KTLV
- Midwest City, Oklahoma; United States;
- Broadcast area: Oklahoma City Metroplex
- Frequency: 1220 kHz
- Branding: Key to Living Victoriously

Programming
- Format: Urban Gospel - Christian talk and teaching

Ownership
- Owner: First Choice Broadcasting, Inc.

History
- First air date: April 1973
- Former call signs: KRMC (1973–1987)
- Call sign meaning: From "Twelve"-Twenty, after 1987 ownership change; -or-; Key to Living Victoriously (branding);

Technical information
- Licensing authority: FCC
- Facility ID: 21555
- Class: D
- Power: 250 watts day; 5 watts night;
- Transmitter coordinates: 35°23′50.00″N 97°27′4.00″W﻿ / ﻿35.3972222°N 97.4511111°W

Links
- Public license information: Public file; LMS;
- Webcast: Listen live
- Website: Official website

= KTLV =

Radio station in Midwest City–Oklahoma City, Oklahoma

KTLV (1220 AM) is a radio station broadcasting an Urban Gospel and Christian talk and teaching radio format. Licensed to Midwest City, Oklahoma, the station serves the Oklahoma City Metroplex. The station is currently owned by First Choice Broadcasting, Inc.

==History==
M. W. Cooper and his Mid West Broadcasting Corporation, also part-owned by Tulsa state senator Gene C. Howard and Gene Stipe, put KRMC on the air in April 1973. A year later, the station changed formats and became one of the smallest-market all-news outlets in the country. A daytime-only outlet on a Mexican clear channel, the station's news service utilized the resources of United Press International. However, all-news was a financial failure losing $8,000 a month, prompting KRMC to change to gospel on October 13, 1975. One of the reasons cited by station management for the change was that an all-news format did not work well on a daytime-only station. Another was a change in operation; while not reflected in the records of the Federal Communications Commission, the Oklahoma City Counseling Center acquired the station in 1975.
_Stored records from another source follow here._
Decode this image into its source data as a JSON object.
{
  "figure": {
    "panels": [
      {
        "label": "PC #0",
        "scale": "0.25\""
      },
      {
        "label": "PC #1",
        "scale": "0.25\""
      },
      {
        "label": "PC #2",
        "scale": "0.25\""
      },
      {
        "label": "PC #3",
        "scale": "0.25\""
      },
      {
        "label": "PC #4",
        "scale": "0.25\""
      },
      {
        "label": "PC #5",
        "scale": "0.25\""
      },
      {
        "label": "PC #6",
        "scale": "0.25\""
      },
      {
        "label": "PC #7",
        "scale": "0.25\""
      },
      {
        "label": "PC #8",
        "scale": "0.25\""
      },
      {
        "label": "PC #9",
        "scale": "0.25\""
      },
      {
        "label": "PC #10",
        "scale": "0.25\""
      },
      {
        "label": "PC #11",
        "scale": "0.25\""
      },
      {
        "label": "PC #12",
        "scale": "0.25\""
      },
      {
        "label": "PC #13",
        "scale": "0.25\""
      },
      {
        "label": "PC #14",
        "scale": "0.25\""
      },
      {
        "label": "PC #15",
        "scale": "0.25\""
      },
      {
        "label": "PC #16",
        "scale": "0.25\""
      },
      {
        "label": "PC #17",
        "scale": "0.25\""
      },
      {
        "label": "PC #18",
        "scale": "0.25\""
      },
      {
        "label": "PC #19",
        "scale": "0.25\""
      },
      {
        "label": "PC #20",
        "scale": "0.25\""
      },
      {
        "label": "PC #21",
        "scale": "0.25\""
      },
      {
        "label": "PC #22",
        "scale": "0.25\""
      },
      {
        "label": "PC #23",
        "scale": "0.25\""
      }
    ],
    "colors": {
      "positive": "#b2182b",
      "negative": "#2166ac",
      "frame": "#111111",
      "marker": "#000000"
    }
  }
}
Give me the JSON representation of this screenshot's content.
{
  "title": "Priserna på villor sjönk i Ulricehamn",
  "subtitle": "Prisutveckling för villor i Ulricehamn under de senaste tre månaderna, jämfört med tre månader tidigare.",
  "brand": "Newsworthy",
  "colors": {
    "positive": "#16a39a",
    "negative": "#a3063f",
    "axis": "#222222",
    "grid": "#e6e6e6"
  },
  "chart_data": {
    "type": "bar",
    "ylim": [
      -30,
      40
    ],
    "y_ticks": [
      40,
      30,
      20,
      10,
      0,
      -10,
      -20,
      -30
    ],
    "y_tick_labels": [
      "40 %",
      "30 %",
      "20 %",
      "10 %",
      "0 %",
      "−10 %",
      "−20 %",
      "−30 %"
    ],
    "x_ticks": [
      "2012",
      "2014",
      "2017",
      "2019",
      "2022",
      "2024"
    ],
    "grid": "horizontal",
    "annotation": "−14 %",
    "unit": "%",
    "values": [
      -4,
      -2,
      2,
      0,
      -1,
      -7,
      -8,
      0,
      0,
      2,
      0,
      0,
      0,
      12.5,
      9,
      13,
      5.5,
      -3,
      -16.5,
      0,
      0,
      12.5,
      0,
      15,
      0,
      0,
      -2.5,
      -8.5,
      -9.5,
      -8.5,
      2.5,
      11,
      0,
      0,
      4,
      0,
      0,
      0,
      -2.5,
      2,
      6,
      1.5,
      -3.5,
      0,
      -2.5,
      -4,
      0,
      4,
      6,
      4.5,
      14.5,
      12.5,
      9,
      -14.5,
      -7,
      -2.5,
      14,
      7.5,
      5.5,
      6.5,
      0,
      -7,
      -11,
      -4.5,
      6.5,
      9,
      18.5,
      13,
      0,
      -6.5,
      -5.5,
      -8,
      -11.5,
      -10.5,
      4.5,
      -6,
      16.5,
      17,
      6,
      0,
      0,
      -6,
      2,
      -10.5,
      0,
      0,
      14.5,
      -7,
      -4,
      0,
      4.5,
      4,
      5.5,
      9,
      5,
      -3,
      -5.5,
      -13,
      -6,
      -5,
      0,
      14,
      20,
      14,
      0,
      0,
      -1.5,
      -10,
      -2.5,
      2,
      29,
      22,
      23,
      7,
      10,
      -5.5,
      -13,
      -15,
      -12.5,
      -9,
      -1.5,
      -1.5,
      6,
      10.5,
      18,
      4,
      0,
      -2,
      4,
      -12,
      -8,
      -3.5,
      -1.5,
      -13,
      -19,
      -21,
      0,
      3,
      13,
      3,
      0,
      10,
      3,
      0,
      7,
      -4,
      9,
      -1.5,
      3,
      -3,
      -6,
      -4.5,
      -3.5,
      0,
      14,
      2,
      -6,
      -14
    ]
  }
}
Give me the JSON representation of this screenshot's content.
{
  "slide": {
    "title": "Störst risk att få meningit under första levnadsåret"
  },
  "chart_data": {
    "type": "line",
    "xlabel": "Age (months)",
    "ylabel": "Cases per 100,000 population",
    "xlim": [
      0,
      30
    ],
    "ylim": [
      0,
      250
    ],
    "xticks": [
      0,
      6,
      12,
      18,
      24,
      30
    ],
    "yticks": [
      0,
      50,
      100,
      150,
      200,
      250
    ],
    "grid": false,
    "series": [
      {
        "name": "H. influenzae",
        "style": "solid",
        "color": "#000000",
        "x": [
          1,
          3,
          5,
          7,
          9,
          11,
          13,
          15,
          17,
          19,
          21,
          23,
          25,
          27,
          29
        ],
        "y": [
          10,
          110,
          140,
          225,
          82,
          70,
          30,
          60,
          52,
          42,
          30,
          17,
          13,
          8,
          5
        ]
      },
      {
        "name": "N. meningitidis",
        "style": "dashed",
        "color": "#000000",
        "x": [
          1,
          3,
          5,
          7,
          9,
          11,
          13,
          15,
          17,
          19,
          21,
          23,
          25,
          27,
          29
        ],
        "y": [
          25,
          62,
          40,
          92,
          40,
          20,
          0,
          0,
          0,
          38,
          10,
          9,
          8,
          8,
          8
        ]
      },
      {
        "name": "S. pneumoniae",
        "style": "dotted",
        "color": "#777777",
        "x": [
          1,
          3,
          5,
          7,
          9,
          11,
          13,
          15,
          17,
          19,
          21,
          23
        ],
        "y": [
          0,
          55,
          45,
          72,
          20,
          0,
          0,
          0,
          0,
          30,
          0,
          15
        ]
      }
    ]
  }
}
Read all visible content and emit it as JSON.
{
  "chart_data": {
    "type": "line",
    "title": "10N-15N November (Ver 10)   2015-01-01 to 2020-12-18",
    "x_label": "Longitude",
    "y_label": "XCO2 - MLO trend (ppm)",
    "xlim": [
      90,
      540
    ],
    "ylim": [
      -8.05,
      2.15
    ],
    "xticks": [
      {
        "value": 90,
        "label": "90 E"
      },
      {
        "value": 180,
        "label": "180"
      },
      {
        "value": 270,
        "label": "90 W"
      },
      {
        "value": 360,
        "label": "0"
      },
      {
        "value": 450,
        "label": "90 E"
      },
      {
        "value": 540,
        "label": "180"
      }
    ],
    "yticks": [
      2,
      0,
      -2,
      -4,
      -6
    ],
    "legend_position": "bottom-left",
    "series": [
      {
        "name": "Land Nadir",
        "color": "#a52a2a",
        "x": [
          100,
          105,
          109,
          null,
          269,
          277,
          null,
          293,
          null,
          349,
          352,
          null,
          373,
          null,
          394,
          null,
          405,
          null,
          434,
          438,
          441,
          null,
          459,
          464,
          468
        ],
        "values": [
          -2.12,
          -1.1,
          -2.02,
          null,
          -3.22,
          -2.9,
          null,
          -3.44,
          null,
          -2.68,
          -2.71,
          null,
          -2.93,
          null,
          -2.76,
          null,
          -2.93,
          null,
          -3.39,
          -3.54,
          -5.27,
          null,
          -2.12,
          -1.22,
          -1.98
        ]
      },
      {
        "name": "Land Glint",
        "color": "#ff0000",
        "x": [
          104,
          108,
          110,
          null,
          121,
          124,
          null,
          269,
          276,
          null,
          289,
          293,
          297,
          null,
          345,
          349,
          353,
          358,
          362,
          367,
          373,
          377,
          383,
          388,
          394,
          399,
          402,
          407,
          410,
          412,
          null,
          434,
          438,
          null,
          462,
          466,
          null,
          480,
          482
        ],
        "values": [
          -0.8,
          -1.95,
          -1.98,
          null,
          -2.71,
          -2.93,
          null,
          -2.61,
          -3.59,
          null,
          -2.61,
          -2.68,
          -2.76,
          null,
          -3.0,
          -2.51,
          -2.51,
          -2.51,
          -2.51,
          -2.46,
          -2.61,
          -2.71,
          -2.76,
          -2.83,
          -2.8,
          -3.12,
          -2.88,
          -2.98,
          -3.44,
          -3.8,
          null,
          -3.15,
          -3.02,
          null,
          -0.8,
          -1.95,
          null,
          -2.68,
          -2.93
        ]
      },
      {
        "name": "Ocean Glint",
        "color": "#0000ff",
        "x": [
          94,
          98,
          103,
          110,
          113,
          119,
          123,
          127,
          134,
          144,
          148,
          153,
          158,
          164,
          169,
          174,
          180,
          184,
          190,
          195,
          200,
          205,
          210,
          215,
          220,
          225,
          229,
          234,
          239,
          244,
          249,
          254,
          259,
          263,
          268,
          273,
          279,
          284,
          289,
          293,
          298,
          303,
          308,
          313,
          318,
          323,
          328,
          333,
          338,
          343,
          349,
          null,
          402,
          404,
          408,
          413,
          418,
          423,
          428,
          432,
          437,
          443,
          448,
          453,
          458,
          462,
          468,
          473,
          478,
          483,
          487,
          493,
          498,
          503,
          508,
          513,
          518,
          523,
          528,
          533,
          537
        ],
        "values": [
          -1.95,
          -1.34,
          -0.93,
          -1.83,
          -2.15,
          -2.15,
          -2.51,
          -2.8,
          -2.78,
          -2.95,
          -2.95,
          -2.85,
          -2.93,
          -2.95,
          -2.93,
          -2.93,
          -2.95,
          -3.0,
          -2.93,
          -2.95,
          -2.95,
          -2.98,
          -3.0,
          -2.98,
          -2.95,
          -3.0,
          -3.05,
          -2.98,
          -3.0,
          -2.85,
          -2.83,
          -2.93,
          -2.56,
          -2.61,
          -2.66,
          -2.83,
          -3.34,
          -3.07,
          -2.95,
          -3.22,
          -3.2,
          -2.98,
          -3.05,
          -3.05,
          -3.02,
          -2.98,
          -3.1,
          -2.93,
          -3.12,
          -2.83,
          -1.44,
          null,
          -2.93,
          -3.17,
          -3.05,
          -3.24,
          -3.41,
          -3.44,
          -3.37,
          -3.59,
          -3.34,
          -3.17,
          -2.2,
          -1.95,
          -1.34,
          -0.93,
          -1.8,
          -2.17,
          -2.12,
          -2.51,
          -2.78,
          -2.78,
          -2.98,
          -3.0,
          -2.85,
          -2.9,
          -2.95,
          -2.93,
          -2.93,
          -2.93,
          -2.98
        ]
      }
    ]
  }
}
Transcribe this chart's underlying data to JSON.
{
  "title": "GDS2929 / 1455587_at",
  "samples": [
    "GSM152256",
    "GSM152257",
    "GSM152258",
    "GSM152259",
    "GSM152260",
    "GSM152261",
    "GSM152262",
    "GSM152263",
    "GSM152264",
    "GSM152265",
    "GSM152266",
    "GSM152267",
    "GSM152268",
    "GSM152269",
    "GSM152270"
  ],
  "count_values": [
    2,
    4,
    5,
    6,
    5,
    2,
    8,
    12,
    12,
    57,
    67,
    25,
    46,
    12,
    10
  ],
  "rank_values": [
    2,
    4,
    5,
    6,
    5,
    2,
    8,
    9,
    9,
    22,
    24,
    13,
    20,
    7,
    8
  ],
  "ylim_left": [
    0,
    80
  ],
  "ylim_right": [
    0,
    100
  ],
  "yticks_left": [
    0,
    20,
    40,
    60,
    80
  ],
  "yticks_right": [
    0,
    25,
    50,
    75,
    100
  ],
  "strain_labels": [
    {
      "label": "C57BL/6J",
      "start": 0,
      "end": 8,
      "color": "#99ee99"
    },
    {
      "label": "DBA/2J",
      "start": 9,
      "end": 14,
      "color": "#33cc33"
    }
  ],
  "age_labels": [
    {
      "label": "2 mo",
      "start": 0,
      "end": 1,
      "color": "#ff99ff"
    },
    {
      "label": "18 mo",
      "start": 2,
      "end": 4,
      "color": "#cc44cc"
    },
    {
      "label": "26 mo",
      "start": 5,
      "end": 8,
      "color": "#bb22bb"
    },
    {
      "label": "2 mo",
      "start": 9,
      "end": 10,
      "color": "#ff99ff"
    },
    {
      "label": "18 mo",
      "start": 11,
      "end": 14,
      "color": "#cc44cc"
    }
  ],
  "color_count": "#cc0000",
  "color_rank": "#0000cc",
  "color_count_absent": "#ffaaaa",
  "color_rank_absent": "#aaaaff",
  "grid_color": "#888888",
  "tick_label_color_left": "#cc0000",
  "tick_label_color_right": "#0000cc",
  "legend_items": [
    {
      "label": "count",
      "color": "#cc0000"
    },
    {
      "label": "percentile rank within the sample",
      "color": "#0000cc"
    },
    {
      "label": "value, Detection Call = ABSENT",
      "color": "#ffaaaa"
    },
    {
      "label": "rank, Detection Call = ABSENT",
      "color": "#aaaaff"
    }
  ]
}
In the early 1980s, KRMC almost negotiated an agreement with Oscar Rose Junior College by which Rose broadcasting students would have operated the station. However, this did not come to pass. The call letters were changed to the present KTLV on November 12, 1987, as the ownership renamed itself Twelve-Twenty Communications Corporation; the licensee name was changed to First Choice Broadcasting in 1992 as part of an internal reorganization.

1220 kHz in Oklahoma City was almost shut down as part of a 2002 deal with Clear Channel Communications that would have seen KTLV's intellectual unit move to 1340 kHz and Clear Channel move KGYN to Oklahoma City from Guymon, Oklahoma.